The Places Audio Caption 400K Corpus contains approximately 400,000 spoken captions for natural images drawn from the Places 205 image dataset. It was collected to investigate multimodal learning schemes for unsupervised co-discovery of speech patterns and visual objects. For a description of the corpus, see:
D. Harwath, A. Torralba, and J. Glass, "Unsupervised Learning of Spoken Language with Visual Context," Proc. of Neural Information Processing Systems (NIPS), Barcelona, Spain, December 2016 (PDF)
D. Harwath and J. Glass, "Learning Word-Like Units from Joint Audio-Visual Analysis," Proc. of the Annual Meeting of the Association for Computational Linguistics (ACL), Vancouver, Canada, July 2017 (PDF)
D. Harwath, A. Recasens, D. Suris, G. Chuang, A. Torralba, and J. Glass, "Jointly Discovering Visual Objects and Spoken Words from Raw Sensory Input," Proc. of the 2018 European Conference on Computer Vision (ECCV), Munich, Germany, September 2018 (PDF)
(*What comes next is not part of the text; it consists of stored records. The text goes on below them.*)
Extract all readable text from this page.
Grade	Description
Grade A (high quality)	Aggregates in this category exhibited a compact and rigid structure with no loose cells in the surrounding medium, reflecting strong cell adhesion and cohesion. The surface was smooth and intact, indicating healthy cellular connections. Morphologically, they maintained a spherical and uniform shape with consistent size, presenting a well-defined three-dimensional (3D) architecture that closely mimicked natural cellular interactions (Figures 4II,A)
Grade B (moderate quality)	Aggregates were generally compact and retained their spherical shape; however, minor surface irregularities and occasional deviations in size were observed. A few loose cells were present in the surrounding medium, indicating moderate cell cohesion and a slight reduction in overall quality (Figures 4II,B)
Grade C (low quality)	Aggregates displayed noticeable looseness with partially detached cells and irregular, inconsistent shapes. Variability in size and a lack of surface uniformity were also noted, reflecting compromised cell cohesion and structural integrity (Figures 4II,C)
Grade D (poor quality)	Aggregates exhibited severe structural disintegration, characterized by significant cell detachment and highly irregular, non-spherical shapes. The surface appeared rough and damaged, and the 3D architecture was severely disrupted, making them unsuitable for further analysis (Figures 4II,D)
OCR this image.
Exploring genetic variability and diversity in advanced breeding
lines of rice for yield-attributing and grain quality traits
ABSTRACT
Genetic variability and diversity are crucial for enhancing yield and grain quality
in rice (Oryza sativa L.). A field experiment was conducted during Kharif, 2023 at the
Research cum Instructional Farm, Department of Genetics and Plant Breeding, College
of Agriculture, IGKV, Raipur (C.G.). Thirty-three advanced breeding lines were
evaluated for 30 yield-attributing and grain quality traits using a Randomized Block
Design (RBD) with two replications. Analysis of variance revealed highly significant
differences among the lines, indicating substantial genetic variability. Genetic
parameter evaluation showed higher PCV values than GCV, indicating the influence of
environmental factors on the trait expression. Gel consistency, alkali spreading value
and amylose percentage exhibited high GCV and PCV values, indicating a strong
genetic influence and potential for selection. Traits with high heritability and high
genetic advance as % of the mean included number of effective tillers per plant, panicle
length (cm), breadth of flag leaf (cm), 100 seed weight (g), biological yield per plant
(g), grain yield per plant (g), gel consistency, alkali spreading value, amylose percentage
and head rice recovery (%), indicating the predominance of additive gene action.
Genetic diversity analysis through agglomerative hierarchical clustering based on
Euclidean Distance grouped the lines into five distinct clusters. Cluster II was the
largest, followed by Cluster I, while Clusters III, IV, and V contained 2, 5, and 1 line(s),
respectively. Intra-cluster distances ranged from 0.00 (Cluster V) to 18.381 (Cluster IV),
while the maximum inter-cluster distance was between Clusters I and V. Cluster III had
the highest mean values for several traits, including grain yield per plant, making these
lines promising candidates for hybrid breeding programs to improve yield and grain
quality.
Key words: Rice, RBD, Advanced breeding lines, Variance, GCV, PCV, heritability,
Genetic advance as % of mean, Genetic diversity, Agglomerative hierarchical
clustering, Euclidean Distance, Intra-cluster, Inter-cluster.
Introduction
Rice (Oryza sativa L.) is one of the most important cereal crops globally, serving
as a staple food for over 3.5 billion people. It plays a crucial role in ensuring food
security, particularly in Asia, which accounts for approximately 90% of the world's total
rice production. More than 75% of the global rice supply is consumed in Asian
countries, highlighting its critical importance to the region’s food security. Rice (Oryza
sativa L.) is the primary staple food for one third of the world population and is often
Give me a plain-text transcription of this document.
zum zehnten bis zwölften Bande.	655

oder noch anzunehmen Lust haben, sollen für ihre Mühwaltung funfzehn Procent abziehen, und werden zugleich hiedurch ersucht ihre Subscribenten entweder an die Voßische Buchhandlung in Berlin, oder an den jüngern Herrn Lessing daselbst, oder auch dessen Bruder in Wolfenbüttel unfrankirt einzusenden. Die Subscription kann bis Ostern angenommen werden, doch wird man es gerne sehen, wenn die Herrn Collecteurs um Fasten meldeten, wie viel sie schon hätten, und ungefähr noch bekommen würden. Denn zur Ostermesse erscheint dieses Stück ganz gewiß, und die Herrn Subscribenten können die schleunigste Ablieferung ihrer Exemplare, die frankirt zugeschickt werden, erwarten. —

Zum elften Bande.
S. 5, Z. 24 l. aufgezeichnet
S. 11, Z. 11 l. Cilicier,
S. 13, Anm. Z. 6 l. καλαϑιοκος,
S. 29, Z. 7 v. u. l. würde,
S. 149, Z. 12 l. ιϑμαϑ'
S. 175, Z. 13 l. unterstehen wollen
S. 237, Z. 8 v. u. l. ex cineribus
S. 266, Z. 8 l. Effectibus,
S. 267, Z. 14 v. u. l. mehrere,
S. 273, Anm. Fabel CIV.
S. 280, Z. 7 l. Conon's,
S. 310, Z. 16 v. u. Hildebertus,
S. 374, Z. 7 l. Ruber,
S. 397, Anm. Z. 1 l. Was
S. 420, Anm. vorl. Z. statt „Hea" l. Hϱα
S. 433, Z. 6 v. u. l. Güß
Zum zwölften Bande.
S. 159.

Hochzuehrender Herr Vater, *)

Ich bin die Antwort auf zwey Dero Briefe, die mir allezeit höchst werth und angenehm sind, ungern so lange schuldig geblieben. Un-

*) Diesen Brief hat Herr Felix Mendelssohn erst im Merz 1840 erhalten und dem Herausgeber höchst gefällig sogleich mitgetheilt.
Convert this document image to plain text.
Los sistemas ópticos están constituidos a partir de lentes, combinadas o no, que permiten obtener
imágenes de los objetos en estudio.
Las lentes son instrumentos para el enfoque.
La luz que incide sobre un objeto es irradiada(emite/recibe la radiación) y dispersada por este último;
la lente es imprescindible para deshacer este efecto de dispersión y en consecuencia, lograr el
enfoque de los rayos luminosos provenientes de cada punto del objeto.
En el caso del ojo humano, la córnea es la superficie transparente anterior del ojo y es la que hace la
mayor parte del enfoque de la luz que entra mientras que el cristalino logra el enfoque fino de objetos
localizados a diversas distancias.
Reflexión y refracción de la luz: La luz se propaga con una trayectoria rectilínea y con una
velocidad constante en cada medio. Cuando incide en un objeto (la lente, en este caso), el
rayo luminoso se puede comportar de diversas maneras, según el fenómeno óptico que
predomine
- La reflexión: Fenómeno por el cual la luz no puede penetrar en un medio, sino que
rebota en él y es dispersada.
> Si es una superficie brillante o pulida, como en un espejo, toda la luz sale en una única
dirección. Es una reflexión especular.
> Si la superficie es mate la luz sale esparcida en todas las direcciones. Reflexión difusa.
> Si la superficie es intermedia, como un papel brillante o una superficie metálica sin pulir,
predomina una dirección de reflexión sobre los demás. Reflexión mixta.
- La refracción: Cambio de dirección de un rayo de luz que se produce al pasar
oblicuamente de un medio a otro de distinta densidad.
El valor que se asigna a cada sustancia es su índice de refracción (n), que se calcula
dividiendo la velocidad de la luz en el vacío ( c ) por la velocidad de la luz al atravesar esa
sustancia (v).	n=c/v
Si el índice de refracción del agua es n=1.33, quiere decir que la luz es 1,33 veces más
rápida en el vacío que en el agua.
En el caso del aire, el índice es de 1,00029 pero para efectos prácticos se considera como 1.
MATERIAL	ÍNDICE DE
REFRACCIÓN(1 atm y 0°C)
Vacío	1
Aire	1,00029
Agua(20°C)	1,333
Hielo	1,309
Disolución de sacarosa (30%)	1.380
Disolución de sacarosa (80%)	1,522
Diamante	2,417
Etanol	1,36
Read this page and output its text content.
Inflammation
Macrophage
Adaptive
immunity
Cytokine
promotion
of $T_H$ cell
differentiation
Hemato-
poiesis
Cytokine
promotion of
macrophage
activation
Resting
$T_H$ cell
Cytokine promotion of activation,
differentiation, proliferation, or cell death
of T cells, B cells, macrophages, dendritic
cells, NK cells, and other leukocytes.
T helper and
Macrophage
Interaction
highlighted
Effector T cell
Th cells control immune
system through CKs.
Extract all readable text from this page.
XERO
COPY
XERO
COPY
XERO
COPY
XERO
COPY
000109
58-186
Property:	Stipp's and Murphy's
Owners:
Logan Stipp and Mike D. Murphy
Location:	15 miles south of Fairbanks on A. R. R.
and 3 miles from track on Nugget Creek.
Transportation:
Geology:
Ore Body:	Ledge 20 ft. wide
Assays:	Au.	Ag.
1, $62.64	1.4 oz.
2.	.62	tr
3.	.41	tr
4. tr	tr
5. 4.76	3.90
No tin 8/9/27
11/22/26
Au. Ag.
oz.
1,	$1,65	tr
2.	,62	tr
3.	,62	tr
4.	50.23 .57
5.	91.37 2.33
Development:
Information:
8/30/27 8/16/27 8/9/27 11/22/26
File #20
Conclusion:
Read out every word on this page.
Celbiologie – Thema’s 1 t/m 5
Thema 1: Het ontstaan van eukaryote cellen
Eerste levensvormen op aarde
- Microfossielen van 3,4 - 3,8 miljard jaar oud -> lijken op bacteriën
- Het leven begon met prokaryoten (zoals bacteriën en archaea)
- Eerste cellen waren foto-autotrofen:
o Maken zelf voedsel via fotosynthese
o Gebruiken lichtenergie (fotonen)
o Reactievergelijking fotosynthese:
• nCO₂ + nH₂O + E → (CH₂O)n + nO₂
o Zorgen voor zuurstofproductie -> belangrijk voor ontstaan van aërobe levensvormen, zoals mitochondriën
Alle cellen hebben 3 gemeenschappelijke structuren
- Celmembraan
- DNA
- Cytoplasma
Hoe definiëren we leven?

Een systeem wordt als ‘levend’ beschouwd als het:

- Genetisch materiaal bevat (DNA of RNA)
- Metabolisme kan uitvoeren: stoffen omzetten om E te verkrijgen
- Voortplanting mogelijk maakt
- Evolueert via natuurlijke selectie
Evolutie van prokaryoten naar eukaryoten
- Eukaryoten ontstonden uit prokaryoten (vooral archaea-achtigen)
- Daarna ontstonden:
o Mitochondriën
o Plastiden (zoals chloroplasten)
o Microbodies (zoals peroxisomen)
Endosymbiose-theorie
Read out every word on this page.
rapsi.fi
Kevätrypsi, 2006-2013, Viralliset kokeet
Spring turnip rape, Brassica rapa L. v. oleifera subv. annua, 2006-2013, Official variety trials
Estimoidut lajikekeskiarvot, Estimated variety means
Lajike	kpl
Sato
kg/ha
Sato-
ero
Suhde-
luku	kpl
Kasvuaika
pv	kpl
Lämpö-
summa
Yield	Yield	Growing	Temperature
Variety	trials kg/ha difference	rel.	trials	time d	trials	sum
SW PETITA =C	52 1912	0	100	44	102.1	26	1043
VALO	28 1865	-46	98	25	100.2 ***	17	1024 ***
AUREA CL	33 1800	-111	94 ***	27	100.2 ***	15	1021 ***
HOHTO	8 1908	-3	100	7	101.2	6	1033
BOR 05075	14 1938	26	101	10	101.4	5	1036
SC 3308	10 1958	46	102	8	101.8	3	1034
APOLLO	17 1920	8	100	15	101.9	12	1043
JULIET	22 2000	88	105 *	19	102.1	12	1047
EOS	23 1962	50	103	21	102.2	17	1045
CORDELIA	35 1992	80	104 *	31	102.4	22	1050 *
This corpus only includes audio recordings, and not the associated images. You will need to separately download the Places image dataset here.
If you use this data in your own publications, please cite the papers above as well as the relevant publications listed on the Places website.
This data is distributed under the Creative Commons Attribution-ShareAlike (CC BY-SA) license (link).